Vicente frowned and crouched down beside the empress. “Please Arialla,” he began, laying a hand on her shoulder, “is there nothing that we can do to assist you?”
After a few minutes, Arialla sat up, her eyes red from crying, and looked at the bard. “Take me to my son,” she begged him. “Take me to Loracaz.”
“Your Majesty, no,” Tikaj told her.
“It’s too dangerous,” Tamlin said. “Z’Lé is out there, with Métius trying to take possession of him. He would devour you as soon as look at you!”
“Please,” she begged. “I cannot hide here while he fights to protect us all. If anything should happen to him…”

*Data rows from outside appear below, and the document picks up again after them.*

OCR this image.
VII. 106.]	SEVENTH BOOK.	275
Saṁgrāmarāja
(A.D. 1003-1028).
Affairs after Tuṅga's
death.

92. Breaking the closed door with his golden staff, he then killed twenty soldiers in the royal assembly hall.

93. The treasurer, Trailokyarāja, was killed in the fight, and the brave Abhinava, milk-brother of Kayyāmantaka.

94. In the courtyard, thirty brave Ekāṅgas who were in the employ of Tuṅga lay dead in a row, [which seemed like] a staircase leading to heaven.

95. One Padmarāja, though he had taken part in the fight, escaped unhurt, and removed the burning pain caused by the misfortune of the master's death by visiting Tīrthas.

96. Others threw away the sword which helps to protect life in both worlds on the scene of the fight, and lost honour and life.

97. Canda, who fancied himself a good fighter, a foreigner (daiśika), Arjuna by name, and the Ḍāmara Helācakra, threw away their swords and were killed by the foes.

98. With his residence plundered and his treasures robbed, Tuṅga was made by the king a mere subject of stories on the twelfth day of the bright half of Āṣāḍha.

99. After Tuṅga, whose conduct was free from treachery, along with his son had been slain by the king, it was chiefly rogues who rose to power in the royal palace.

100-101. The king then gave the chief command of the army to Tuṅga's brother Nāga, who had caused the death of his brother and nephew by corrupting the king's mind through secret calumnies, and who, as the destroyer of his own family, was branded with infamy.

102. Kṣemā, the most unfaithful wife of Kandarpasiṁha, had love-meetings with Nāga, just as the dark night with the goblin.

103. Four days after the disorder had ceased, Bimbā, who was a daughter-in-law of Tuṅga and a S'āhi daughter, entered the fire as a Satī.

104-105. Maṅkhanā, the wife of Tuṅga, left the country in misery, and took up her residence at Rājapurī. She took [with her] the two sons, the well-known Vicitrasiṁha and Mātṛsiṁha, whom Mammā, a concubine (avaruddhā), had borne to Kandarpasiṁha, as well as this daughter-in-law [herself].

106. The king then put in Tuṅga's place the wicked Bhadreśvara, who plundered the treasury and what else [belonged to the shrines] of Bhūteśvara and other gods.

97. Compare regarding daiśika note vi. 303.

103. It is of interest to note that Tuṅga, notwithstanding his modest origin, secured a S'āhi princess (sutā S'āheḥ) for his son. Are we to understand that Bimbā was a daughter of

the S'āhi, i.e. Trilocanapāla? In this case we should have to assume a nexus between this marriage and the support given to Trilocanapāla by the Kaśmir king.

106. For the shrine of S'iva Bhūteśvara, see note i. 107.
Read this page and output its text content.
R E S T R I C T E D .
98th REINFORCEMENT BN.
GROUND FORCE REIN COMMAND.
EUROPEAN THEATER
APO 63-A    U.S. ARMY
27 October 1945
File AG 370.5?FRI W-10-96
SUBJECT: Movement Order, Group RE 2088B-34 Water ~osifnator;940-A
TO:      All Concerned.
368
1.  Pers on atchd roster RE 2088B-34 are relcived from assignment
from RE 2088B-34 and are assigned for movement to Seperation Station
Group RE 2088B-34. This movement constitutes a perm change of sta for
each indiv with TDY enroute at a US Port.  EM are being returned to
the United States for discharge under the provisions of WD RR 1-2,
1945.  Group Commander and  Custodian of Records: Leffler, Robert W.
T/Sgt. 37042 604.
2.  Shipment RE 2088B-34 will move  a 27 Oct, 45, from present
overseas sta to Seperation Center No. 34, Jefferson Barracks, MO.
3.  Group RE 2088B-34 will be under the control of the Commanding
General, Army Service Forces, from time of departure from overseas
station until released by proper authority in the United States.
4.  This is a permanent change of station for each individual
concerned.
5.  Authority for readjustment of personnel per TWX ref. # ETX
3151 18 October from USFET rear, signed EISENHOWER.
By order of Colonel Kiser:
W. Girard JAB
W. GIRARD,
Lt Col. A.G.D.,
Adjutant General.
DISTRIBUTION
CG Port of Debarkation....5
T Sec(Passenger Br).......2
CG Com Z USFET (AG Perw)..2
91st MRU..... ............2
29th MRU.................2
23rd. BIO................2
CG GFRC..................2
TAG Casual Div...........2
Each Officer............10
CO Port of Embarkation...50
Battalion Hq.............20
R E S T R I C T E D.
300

“And what about you, Arialla?” the shaman asked her. “Loracaz needs you to stay hidden so he can finish this battle without worrying about you.”
“I cannot explain it, Mearrk’hal. I need to be out there… I need to witness what happens.”
The shaman looked to Sir Tamlin, then Tikaj, and finally to Vincent. Each of them wondered what to do, whether to force her to stay hidden, or to leave the safety of the basement with her in order to respect her wishes.
“She needs this,” Vincent told Mearrk’hal. “She’ll never forgive us if we make her stay here and something happens to Loracaz.”
Mearrk’hal nodded, then looked to the dragoons.
“Normally… for her safety, I would never allow this. Tonight, however…” Tikaj paused and let out a heavy sigh.
“We can all sense it, can’t we?” Tamlin noted. “Something terrible is going to come out of all of this. Very well; the four of us should be enough to protect her.”
“That settles it, then,” Mearrk’hal said. He stood up, helping Arialla to her feet as well. “Stay close to us, Arialla. I cannot bear seeing you hurt along with everyone else.”
Together, they took the torches and walked back up the short hallway, Sir Tikaj opening the trapdoor, then going up the narrow stairs onto the main floor of the tower. Outside, the rain was coming down harder than ever, but Arialla didn’t give it a second thought before passing through the doors and out into the garden.
In that darkness, hours past midnight, all she could see was the light of the magic being used far up in the parapets of the palace. The golden-green light of Zeah shone against a massive black-scaled body, and lightning sparked protectively around a blue dragon. Loracaz was by far the brightest part of that sky, but at that distance, he seemed so small and fragile.